Antes de enamorarte de una vivienda, hay una pregunta que conviene responder primero: ¿qué hipoteca te va a conceder realmente el banco? Muchas personas empiezan a mirar pisos sin saber cuál es su presupuesto real, y se llevan una sorpresa cuando el banco les ofrece una financiación muy por debajo de lo que esperaban. En este artículo te explicamos, con fórmulas y ejemplos, cómo calcular tu capacidad hipotecaria antes de empezar a buscar.
La regla del 30-35%: el primer filtro de cualquier banco
El criterio que utilizan todas las entidades financieras en España, en línea con las recomendaciones del Banco de España, es muy simple: tu cuota hipotecaria mensual, sumada a cualquier otra deuda que tengas, no debería superar el 30-35% de tus ingresos netos mensuales. Este porcentaje se conoce como ratio o porcentaje de endeudamiento, y es el primer cálculo que hace cualquier banco al estudiar tu solicitud, antes incluso de fijarse en qué piso quieres comprar.
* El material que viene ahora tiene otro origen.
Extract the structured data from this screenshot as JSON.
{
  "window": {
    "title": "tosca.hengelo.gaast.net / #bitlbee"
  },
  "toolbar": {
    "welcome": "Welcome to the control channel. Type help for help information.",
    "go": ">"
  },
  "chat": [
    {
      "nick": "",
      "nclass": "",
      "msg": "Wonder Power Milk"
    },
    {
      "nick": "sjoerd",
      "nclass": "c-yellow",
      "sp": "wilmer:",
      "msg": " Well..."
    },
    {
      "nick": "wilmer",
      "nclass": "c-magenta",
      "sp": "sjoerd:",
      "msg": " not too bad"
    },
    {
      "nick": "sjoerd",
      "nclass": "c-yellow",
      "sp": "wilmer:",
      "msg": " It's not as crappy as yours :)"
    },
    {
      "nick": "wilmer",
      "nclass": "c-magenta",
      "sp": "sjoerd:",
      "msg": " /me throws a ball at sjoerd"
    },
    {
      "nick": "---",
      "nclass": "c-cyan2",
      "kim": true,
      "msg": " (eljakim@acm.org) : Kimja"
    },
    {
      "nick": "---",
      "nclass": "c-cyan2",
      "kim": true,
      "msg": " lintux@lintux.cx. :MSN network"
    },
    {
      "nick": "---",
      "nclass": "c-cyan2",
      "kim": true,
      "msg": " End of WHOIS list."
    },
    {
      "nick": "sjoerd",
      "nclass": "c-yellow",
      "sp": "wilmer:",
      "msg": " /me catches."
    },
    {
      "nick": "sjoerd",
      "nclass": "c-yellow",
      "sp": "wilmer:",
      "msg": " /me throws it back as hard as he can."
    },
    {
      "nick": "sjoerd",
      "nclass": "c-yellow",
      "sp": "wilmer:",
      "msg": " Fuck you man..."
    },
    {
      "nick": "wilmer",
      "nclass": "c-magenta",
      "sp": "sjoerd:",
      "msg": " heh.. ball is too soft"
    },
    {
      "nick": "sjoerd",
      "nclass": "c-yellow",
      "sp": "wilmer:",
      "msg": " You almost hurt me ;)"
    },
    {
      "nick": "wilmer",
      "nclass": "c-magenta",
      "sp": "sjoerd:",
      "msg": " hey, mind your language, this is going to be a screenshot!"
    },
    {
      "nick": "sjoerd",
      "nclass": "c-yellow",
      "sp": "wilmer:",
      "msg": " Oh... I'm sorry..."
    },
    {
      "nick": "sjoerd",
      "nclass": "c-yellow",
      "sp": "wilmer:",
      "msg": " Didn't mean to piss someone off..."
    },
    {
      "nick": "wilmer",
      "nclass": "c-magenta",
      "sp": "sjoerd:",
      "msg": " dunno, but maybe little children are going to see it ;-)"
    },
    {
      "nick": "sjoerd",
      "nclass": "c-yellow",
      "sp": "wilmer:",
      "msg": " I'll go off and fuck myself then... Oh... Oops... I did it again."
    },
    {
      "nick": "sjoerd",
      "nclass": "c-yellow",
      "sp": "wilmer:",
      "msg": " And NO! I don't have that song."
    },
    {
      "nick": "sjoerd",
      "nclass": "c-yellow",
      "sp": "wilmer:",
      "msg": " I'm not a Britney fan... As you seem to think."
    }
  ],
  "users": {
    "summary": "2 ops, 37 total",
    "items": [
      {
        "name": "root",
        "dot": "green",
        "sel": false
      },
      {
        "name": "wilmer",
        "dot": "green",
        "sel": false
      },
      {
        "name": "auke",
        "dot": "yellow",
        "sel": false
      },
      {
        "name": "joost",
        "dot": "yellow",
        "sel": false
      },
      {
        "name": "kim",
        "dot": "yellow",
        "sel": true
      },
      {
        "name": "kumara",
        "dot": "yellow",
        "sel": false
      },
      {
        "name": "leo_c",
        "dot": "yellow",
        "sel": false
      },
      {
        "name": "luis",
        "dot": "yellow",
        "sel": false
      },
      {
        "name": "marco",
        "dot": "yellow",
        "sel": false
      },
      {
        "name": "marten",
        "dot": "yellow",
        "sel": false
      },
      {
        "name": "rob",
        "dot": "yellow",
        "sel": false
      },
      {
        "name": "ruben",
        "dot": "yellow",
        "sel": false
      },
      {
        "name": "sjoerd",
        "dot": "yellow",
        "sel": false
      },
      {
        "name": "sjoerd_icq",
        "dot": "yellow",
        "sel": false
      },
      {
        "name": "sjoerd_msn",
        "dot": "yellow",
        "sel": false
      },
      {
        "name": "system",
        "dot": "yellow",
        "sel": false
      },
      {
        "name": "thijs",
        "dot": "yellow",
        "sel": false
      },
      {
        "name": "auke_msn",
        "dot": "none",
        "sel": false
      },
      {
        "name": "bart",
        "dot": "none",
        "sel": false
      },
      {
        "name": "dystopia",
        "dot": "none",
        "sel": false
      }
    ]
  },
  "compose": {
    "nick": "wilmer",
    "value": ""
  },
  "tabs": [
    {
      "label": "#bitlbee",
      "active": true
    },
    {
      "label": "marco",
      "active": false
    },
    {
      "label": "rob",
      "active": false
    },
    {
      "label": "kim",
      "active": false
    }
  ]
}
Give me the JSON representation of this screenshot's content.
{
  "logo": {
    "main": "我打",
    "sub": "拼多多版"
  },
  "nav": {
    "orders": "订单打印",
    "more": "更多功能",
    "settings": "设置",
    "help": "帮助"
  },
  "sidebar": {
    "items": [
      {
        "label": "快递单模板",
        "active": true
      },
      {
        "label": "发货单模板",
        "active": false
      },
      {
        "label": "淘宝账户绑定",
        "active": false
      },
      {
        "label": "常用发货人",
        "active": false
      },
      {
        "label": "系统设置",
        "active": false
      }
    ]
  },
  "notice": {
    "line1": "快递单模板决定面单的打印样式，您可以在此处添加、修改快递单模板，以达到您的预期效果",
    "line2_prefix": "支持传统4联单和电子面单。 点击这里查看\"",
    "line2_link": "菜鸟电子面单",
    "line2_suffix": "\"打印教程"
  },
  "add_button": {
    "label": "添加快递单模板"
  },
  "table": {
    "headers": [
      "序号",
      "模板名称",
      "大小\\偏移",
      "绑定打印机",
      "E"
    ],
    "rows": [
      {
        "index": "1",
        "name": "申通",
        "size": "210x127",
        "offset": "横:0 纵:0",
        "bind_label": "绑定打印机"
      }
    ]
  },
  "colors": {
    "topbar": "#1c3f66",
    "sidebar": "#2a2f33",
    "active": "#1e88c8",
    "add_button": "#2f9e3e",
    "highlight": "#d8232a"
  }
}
La fórmula básica es esta:
Cuota máxima mensual = (Ingresos netos mensuales × 0,35) − Otras deudas mensuales
Es importante entender qué entra en el cálculo:
- Ingresos netos: lo que realmente te ingresan en la cuenta después de impuestos y cotizaciones, incluyendo nómina, pensiones u otros ingresos recurrentes acreditables.
- Otras deudas: préstamos personales, financiación de coche, compras a plazos y cuotas de tarjetas de crédito. Incluso una tarjeta con un límite alto que apenas usas puede restarte capacidad, porque el banco la computa como riesgo potencial.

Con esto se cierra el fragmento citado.